Jiexin Wang

This project recognizes that architecture as an office building driven by the design of a toilet system can challenge people's rejection of facing human waste and discomfort. Through architecture and toilet's mutual expression of technical regulations and energy performance, the project intends to bring a new possibility of energy production and a self-sustained water system from a gender-neutral perspective.

Furthermore, the Ultimate Water Closet intends to challenge people's privacy by playing with the visibility of this 'small room' through the elongation of the toilet experience and the revelation of the produced biogas.  The building system will be demonstrated from colour-coded pipes to the wash stations, from the exposing toilet to the interior's inflatable ceiling, from the ground floor's septic tanks to the roof top's outhouse.

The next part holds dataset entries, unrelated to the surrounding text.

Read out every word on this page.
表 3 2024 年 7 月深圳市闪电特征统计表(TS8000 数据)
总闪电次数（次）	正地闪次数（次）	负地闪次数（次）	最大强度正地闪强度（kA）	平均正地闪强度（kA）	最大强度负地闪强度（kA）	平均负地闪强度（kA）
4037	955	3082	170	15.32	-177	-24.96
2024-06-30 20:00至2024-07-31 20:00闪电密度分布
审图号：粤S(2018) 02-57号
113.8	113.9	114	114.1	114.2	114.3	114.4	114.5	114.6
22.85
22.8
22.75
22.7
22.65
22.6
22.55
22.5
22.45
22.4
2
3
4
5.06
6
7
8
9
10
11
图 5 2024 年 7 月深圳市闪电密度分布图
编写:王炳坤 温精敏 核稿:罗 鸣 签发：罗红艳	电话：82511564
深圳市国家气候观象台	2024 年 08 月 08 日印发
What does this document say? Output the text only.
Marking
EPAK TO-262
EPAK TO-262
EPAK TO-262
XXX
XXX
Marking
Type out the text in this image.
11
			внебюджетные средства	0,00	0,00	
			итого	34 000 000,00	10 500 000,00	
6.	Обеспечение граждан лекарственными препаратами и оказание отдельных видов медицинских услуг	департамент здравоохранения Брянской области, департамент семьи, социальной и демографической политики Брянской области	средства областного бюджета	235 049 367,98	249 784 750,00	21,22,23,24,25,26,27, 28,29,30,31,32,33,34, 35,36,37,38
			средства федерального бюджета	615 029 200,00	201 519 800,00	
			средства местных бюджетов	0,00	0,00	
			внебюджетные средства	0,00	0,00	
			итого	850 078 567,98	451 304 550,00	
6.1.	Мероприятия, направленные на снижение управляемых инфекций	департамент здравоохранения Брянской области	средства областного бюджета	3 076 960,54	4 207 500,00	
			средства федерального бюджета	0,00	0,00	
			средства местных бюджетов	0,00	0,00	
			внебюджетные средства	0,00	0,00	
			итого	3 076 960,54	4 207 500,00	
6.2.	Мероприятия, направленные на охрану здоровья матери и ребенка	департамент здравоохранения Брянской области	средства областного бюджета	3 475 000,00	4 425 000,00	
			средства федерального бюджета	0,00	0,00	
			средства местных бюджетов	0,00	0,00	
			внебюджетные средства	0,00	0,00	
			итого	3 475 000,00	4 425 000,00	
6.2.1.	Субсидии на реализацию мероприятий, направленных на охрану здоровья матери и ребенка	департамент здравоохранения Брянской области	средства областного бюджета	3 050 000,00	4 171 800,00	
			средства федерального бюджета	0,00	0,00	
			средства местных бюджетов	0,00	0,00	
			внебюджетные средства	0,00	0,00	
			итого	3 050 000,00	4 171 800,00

This project is structurally and aesthetically inspired by Pompidou Centre. The interior is column-free, with services sitting at the building perimeter to let the interior office become an adaptable variant. The exterior stairs allow the visitors to access each floor's toilet with an ever-changing ceiling and continuously working pipes to announce the internal usage of the toilet and the energy cycle of the building.

"The toilet is a room of one's own, while a simple press of flush requires a whole massive system to continue the cycle. The building is designed to be running its own cycle of water to reveal the power of waste and challenge the toilet's social connotation of concealment, privacy and disgust, so-called the ultimate water closet."